You wake up in the morning and feel like greeting your bed partner with a kiss. As soon as they catch a whiff of your breath, however, they turn away. Does this sound familiar? If so, you have experienced the unfortunate circumstance known as morning breath. Why do we get morning breath? Read on as a dentist explains the causes of this phenomenon and how to prevent it.


To some degree, everyone has morning breath, and here’s why: when you sleep, your mouth dries out. When your mouth doesn’t have enough saliva, bacteria that produce odors thrive. If you snore or breathe through your mouth during the night, you’re even more likely to have bad breath upon waking up, because bacteria are more likely to proliferate.

Certain medications may cause your mouth to dry out even more during the night, worsening your morning breath. That’s why older people, who often take many medications, frequently report worse breath when they wake up than younger people.

Smokers might also find themselves with terrible morning breath. Not only does smoking deplete your supply of saliva, but it raises the temperature of your mouth, making it a breeding ground for odor-causing bacteria. This is just one of many reasons to add “quit smoking” to your to-do list.


The good news is that if you’re one of the 65% of Americans who suffer from bad breath, it’s entirely treatable. Simply follow these steps:


Bacteria that cause odors love to accumulate on your teeth and tongue, so make sure to brush your pearly whites before bed. Don’t eat or drink anything afterwards. If you do, it will attract the very bacteria you’re trying to avoid.

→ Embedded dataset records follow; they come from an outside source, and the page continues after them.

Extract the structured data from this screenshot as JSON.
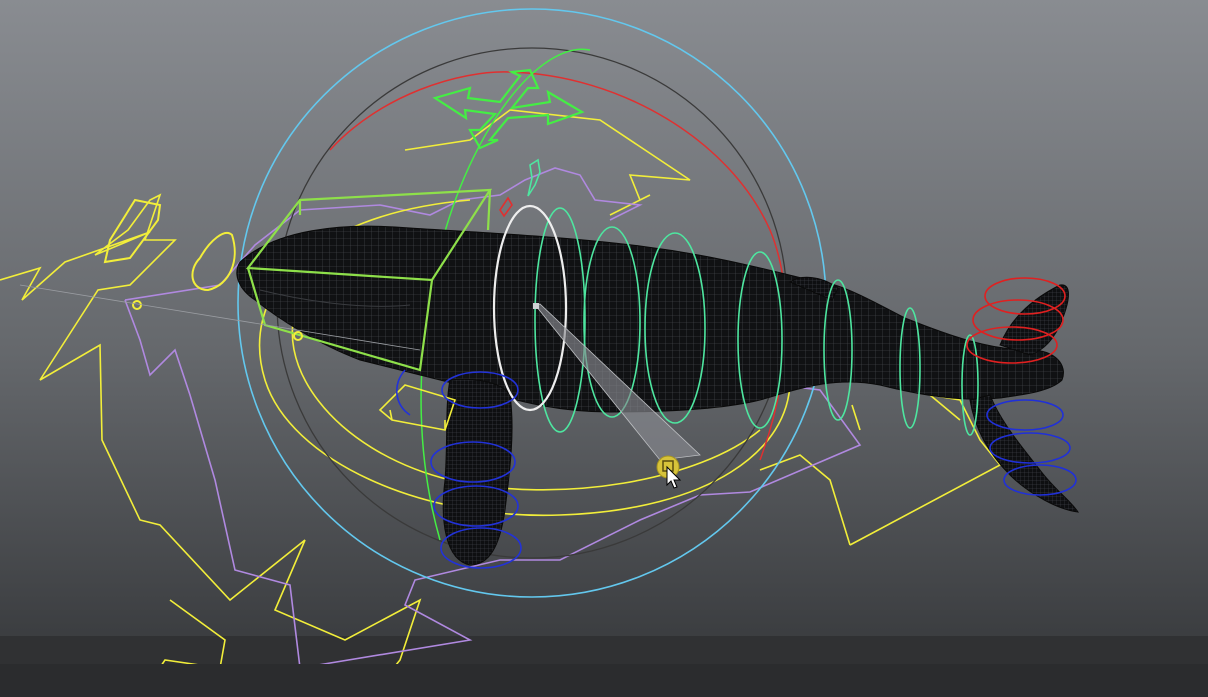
{
  "viewport": {
    "label": "",
    "background_top": "#8a8d92",
    "background_bottom": "#3a3c3f"
  },
  "model": {
    "name": "",
    "mesh_color": "#111214",
    "wire_color": "#5a5d62"
  },
  "rig_colors": {
    "cog_circle_outer": "#63c8ee",
    "cog_circle_inner": "#3a3a3a",
    "rotate_ring": "#e03030",
    "root_arrows": "#f2ee3a",
    "root_arrows_secondary": "#b089e0",
    "translate_cross": "#44ee44",
    "body_box": "#8ee04a",
    "spine_rings": "#4ee6a0",
    "fin_rings": "#2232d8",
    "tail_rings_red": "#e02020",
    "tail_rings_blue": "#2030d8",
    "ik_handle": "#d8d8d8",
    "selection_pivot": "#d7c33a"
  },
  "cursor": {
    "icon": "arrow-cursor"
  }
}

Also, brush your tongue whenever you brush your teeth. About 85% of bad breath comes from the tongue, because many people don’t clean it. If you clean your tongue before bed, more often than not, you’ll find that your breath is a little fresher in the morning.


Brushing alone will not remove all the bacteria from your mouth. In fact, brushing only cleans three of the five surfaces of your teeth. That’s where flossing comes in. It will clean out bacteria that have built up between your teeth and along your gum line.

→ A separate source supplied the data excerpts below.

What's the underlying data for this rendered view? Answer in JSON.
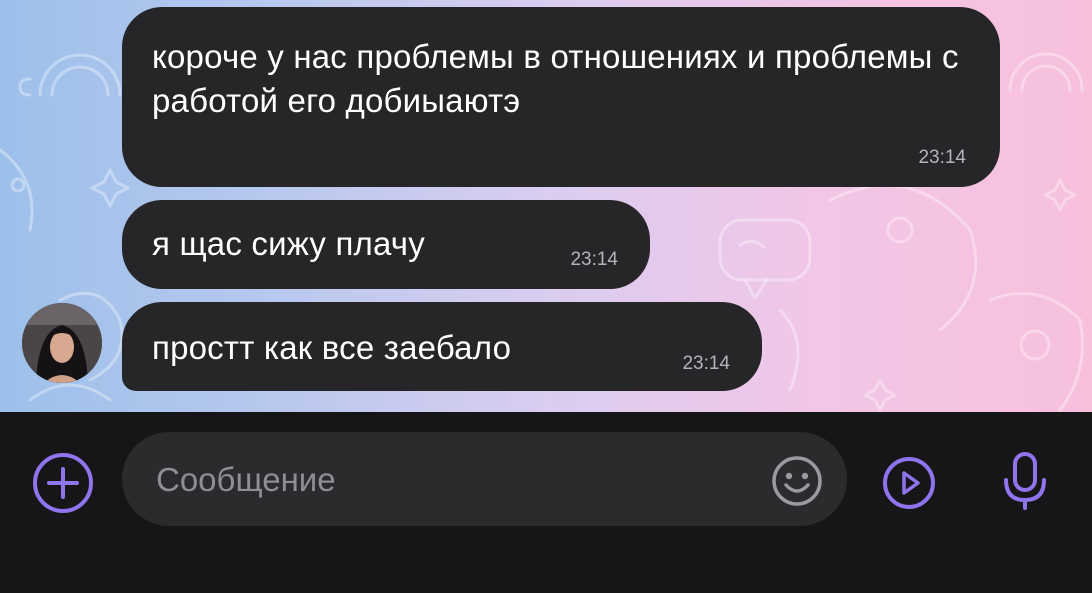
{
  "messages": [
    {
      "text": "короче у нас проблемы в отношениях и проблемы с работой его добиыаютэ",
      "time": "23:14"
    },
    {
      "text": "я щас сижу плачу",
      "time": "23:14"
    },
    {
      "text": "простт как все заебало",
      "time": "23:14"
    }
  ],
  "composer": {
    "placeholder": "Сообщение"
  },
  "colors": {
    "bubble": "#262628",
    "accent": "#8f74ee",
    "time": "#b4b4b8",
    "input_bg": "#2b2b2e",
    "bar_bg": "#161618"
  },
  "icons": {
    "attach": "plus-circle-icon",
    "emoji": "smile-icon",
    "video": "video-message-icon",
    "voice": "microphone-icon"
  }
}
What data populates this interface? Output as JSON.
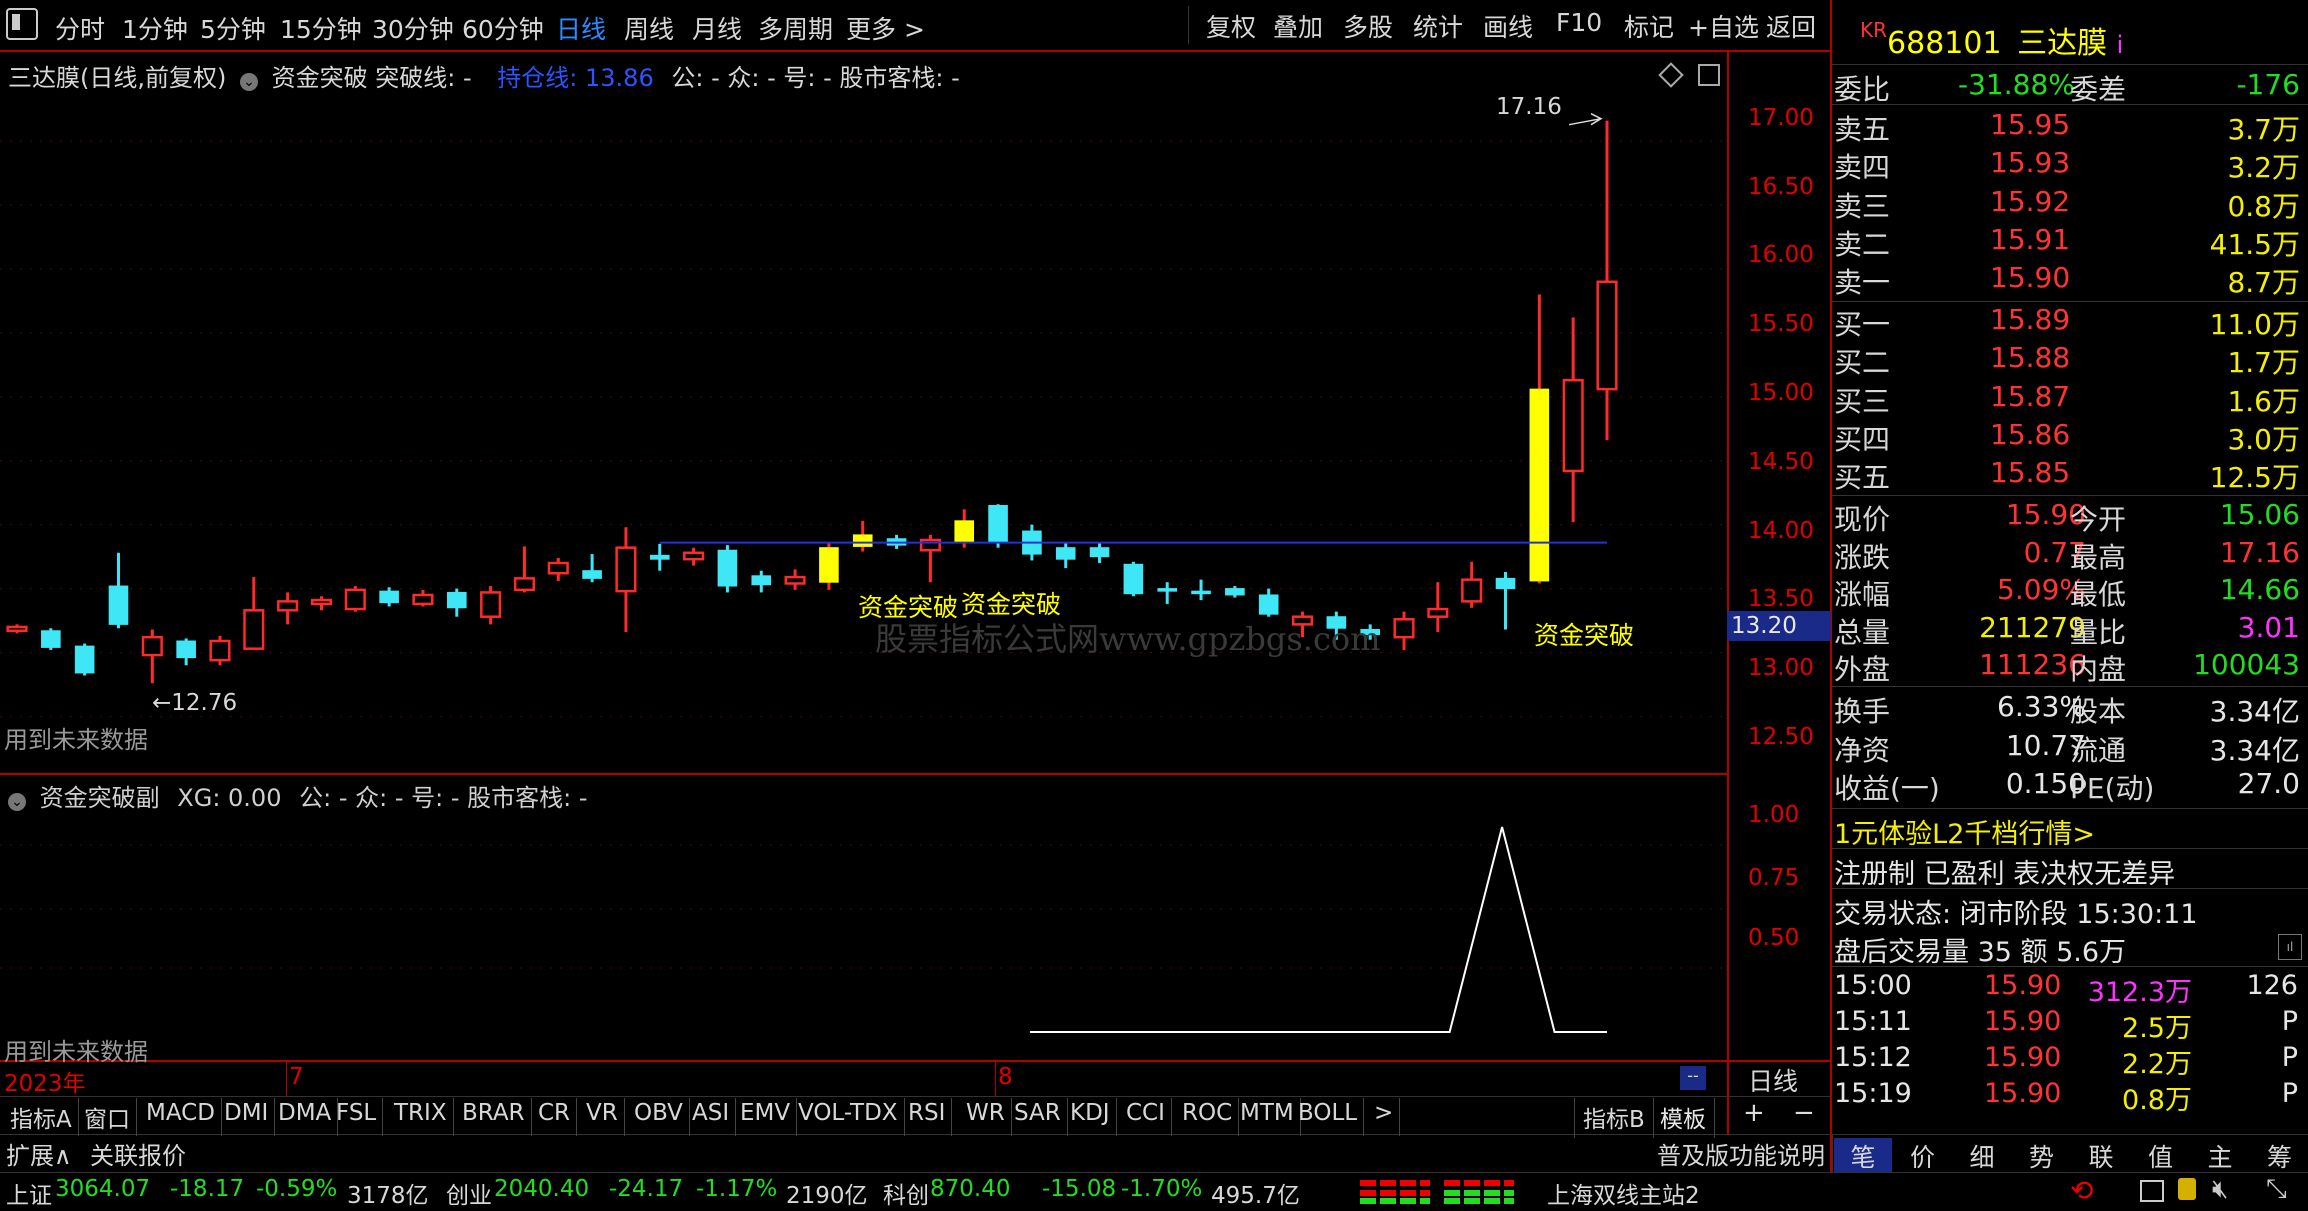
{
  "top_tabs": [
    "分时",
    "1分钟",
    "5分钟",
    "15分钟",
    "30分钟",
    "60分钟",
    "日线",
    "周线",
    "月线",
    "多周期",
    "更多 >"
  ],
  "top_right_buttons": [
    "复权",
    "叠加",
    "多股",
    "统计",
    "画线",
    "F10",
    "标记",
    "+自选",
    "返回"
  ],
  "chart_header": {
    "name": "三达膜(日线,前复权)",
    "ind": "资金突破 突破线: -",
    "hold_label": "持仓线: 13.86",
    "rest": "公: -  众: -  号: -  股市客栈: -"
  },
  "watermark": "股票指标公式网www.gpzbgs.com",
  "future_text": "用到未来数据",
  "low_mark": "←12.76",
  "high_mark": "17.16",
  "signal_label": "资金突破",
  "price_axis": [
    "17.00",
    "16.50",
    "16.00",
    "15.50",
    "15.00",
    "14.50",
    "14.00",
    "13.50",
    "13.00",
    "12.50"
  ],
  "current_price_tag": "13.20",
  "sub_header": {
    "name": "资金突破副",
    "xg": "XG: 0.00",
    "rest": "公: -  众: -  号: -  股市客栈: -"
  },
  "sub_axis": [
    "1.00",
    "0.75",
    "0.50"
  ],
  "time_axis": {
    "year": "2023年",
    "m7": "7",
    "m8": "8",
    "period": "日线"
  },
  "indicators": [
    "指标A",
    "窗口",
    "MACD",
    "DMI",
    "DMA",
    "FSL",
    "TRIX",
    "BRAR",
    "CR",
    "VR",
    "OBV",
    "ASI",
    "EMV",
    "VOL-TDX",
    "RSI",
    "WR",
    "SAR",
    "KDJ",
    "CCI",
    "ROC",
    "MTM",
    "BOLL",
    ">"
  ],
  "ind_right": {
    "b": "指标B",
    "tpl": "模板"
  },
  "bottom_left": {
    "expand": "扩展∧",
    "related": "关联报价"
  },
  "stock": {
    "prefix": "KR",
    "code": "688101",
    "name": "三达膜",
    "info": "i"
  },
  "wb": {
    "l1": "委比",
    "v1": "-31.88%",
    "l2": "委差",
    "v2": "-176"
  },
  "asks": [
    {
      "label": "卖五",
      "price": "15.95",
      "vol": "3.7万"
    },
    {
      "label": "卖四",
      "price": "15.93",
      "vol": "3.2万"
    },
    {
      "label": "卖三",
      "price": "15.92",
      "vol": "0.8万"
    },
    {
      "label": "卖二",
      "price": "15.91",
      "vol": "41.5万"
    },
    {
      "label": "卖一",
      "price": "15.90",
      "vol": "8.7万"
    }
  ],
  "bids": [
    {
      "label": "买一",
      "price": "15.89",
      "vol": "11.0万"
    },
    {
      "label": "买二",
      "price": "15.88",
      "vol": "1.7万"
    },
    {
      "label": "买三",
      "price": "15.87",
      "vol": "1.6万"
    },
    {
      "label": "买四",
      "price": "15.86",
      "vol": "3.0万"
    },
    {
      "label": "买五",
      "price": "15.85",
      "vol": "12.5万"
    }
  ],
  "quote": [
    {
      "l1": "现价",
      "v1": "15.90",
      "l2": "今开",
      "v2": "15.06"
    },
    {
      "l1": "涨跌",
      "v1": "0.77",
      "l2": "最高",
      "v2": "17.16"
    },
    {
      "l1": "涨幅",
      "v1": "5.09%",
      "l2": "最低",
      "v2": "14.66"
    },
    {
      "l1": "总量",
      "v1": "211279",
      "l2": "量比",
      "v2": "3.01"
    },
    {
      "l1": "外盘",
      "v1": "111236",
      "l2": "内盘",
      "v2": "100043"
    },
    {
      "l1": "换手",
      "v1": "6.33%",
      "l2": "股本",
      "v2": "3.34亿"
    },
    {
      "l1": "净资",
      "v1": "10.77",
      "l2": "流通",
      "v2": "3.34亿"
    },
    {
      "l1": "收益(一)",
      "v1": "0.150",
      "l2": "PE(动)",
      "v2": "27.0"
    }
  ],
  "promo": "1元体验L2千档行情>",
  "reg_info": "注册制 已盈利 表决权无差异",
  "trade_status": "交易状态: 闭市阶段 15:30:11",
  "after_hours": "盘后交易量 35 额 5.6万",
  "ticks": [
    {
      "time": "15:00",
      "price": "15.90",
      "vol": "312.3万",
      "n": "126"
    },
    {
      "time": "15:11",
      "price": "15.90",
      "vol": "2.5万",
      "n": "P"
    },
    {
      "time": "15:12",
      "price": "15.90",
      "vol": "2.2万",
      "n": "P"
    },
    {
      "time": "15:19",
      "price": "15.90",
      "vol": "0.8万",
      "n": "P"
    }
  ],
  "right_tabs": [
    "笔",
    "价",
    "细",
    "势",
    "联",
    "值",
    "主",
    "筹"
  ],
  "right_bottom_link": "普及版功能说明",
  "status_bar": {
    "sh_label": "上证",
    "sh_val": "3064.07",
    "sh_chg": "-18.17",
    "sh_pct": "-0.59%",
    "sh_amt": "3178亿",
    "cy_label": "创业",
    "cy_val": "2040.40",
    "cy_chg": "-24.17",
    "cy_pct": "-1.17%",
    "cy_amt": "2190亿",
    "kc_label": "科创",
    "kc_val": "870.40",
    "kc_chg": "-15.08",
    "kc_pct": "-1.70%",
    "kc_amt": "495.7亿",
    "server": "上海双线主站2"
  },
  "colors": {
    "up": "#ff2a2a",
    "down": "#3fe6f6",
    "signal": "#ffff00",
    "hold_line": "#2233dd",
    "bg": "#000000"
  },
  "chart_data": {
    "type": "candlestick",
    "ylim": [
      12.3,
      17.4
    ],
    "candles": [
      {
        "o": 13.17,
        "c": 13.2,
        "h": 13.22,
        "l": 13.15,
        "up": true
      },
      {
        "o": 13.17,
        "c": 13.04,
        "h": 13.19,
        "l": 13.02,
        "up": false
      },
      {
        "o": 13.05,
        "c": 12.84,
        "h": 13.07,
        "l": 12.82,
        "up": false
      },
      {
        "o": 13.52,
        "c": 13.22,
        "h": 13.78,
        "l": 13.19,
        "up": false
      },
      {
        "o": 12.98,
        "c": 13.12,
        "h": 13.18,
        "l": 12.76,
        "up": true
      },
      {
        "o": 13.09,
        "c": 12.96,
        "h": 13.11,
        "l": 12.9,
        "up": false
      },
      {
        "o": 12.94,
        "c": 13.09,
        "h": 13.13,
        "l": 12.9,
        "up": true
      },
      {
        "o": 13.03,
        "c": 13.33,
        "h": 13.59,
        "l": 13.03,
        "up": true
      },
      {
        "o": 13.33,
        "c": 13.4,
        "h": 13.47,
        "l": 13.22,
        "up": true
      },
      {
        "o": 13.38,
        "c": 13.41,
        "h": 13.44,
        "l": 13.33,
        "up": true
      },
      {
        "o": 13.34,
        "c": 13.49,
        "h": 13.52,
        "l": 13.32,
        "up": true
      },
      {
        "o": 13.48,
        "c": 13.39,
        "h": 13.51,
        "l": 13.36,
        "up": false
      },
      {
        "o": 13.38,
        "c": 13.45,
        "h": 13.49,
        "l": 13.36,
        "up": true
      },
      {
        "o": 13.47,
        "c": 13.35,
        "h": 13.5,
        "l": 13.28,
        "up": false
      },
      {
        "o": 13.28,
        "c": 13.47,
        "h": 13.52,
        "l": 13.22,
        "up": true
      },
      {
        "o": 13.49,
        "c": 13.58,
        "h": 13.83,
        "l": 13.47,
        "up": true
      },
      {
        "o": 13.62,
        "c": 13.7,
        "h": 13.74,
        "l": 13.56,
        "up": true
      },
      {
        "o": 13.64,
        "c": 13.58,
        "h": 13.77,
        "l": 13.55,
        "up": false
      },
      {
        "o": 13.48,
        "c": 13.82,
        "h": 13.98,
        "l": 13.16,
        "up": true
      },
      {
        "o": 13.76,
        "c": 13.73,
        "h": 13.85,
        "l": 13.64,
        "up": false
      },
      {
        "o": 13.73,
        "c": 13.78,
        "h": 13.82,
        "l": 13.68,
        "up": true
      },
      {
        "o": 13.8,
        "c": 13.52,
        "h": 13.84,
        "l": 13.47,
        "up": false
      },
      {
        "o": 13.6,
        "c": 13.53,
        "h": 13.64,
        "l": 13.47,
        "up": false
      },
      {
        "o": 13.54,
        "c": 13.59,
        "h": 13.65,
        "l": 13.49,
        "up": true
      },
      {
        "o": 13.55,
        "c": 13.82,
        "h": 13.86,
        "l": 13.49,
        "up": true,
        "sig": true
      },
      {
        "o": 13.83,
        "c": 13.92,
        "h": 14.03,
        "l": 13.79,
        "up": true,
        "sig": true
      },
      {
        "o": 13.89,
        "c": 13.84,
        "h": 13.92,
        "l": 13.81,
        "up": false
      },
      {
        "o": 13.8,
        "c": 13.88,
        "h": 13.92,
        "l": 13.55,
        "up": true
      },
      {
        "o": 13.86,
        "c": 14.03,
        "h": 14.12,
        "l": 13.82,
        "up": true,
        "sig": true
      },
      {
        "o": 14.15,
        "c": 13.86,
        "h": 14.16,
        "l": 13.82,
        "up": false
      },
      {
        "o": 13.95,
        "c": 13.77,
        "h": 14.0,
        "l": 13.72,
        "up": false
      },
      {
        "o": 13.82,
        "c": 13.73,
        "h": 13.86,
        "l": 13.66,
        "up": false
      },
      {
        "o": 13.82,
        "c": 13.75,
        "h": 13.86,
        "l": 13.7,
        "up": false
      },
      {
        "o": 13.69,
        "c": 13.46,
        "h": 13.71,
        "l": 13.44,
        "up": false
      },
      {
        "o": 13.5,
        "c": 13.48,
        "h": 13.55,
        "l": 13.38,
        "up": false
      },
      {
        "o": 13.48,
        "c": 13.46,
        "h": 13.57,
        "l": 13.41,
        "up": false
      },
      {
        "o": 13.5,
        "c": 13.45,
        "h": 13.52,
        "l": 13.43,
        "up": false
      },
      {
        "o": 13.45,
        "c": 13.3,
        "h": 13.5,
        "l": 13.28,
        "up": false
      },
      {
        "o": 13.22,
        "c": 13.28,
        "h": 13.32,
        "l": 13.12,
        "up": true
      },
      {
        "o": 13.28,
        "c": 13.19,
        "h": 13.32,
        "l": 13.1,
        "up": false
      },
      {
        "o": 13.18,
        "c": 13.14,
        "h": 13.22,
        "l": 13.1,
        "up": false
      },
      {
        "o": 13.12,
        "c": 13.26,
        "h": 13.32,
        "l": 13.02,
        "up": true
      },
      {
        "o": 13.28,
        "c": 13.34,
        "h": 13.55,
        "l": 13.16,
        "up": true
      },
      {
        "o": 13.4,
        "c": 13.57,
        "h": 13.71,
        "l": 13.35,
        "up": true
      },
      {
        "o": 13.58,
        "c": 13.5,
        "h": 13.63,
        "l": 13.18,
        "up": false
      },
      {
        "o": 13.56,
        "c": 15.06,
        "h": 15.8,
        "l": 13.54,
        "up": true,
        "sig": true
      },
      {
        "o": 14.42,
        "c": 15.13,
        "h": 15.62,
        "l": 14.02,
        "up": true
      },
      {
        "o": 15.06,
        "c": 15.9,
        "h": 17.16,
        "l": 14.66,
        "up": true
      }
    ],
    "hold_line": {
      "value": 13.86
    },
    "sub_series": {
      "values": [
        0,
        0,
        0,
        0,
        0,
        0,
        0,
        0,
        0,
        1,
        0,
        0
      ]
    }
  }
}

Buy some mouthwash that has the American Dental Association (ADA) Seal of Approval and rinse before or after brushing and flossing, depending on what the instructions say. Also, follow the instructions when it comes to how long you should rinse. If the label says rinse for 30 seconds and you only do it for 15, you’re not reaping all the breath-freshening benefits.

If you implement these tips into your daily life, you’re much less likely to have you partner turn away from you in the morning. Furthermore, your breath will be fresher and your mouth healthier!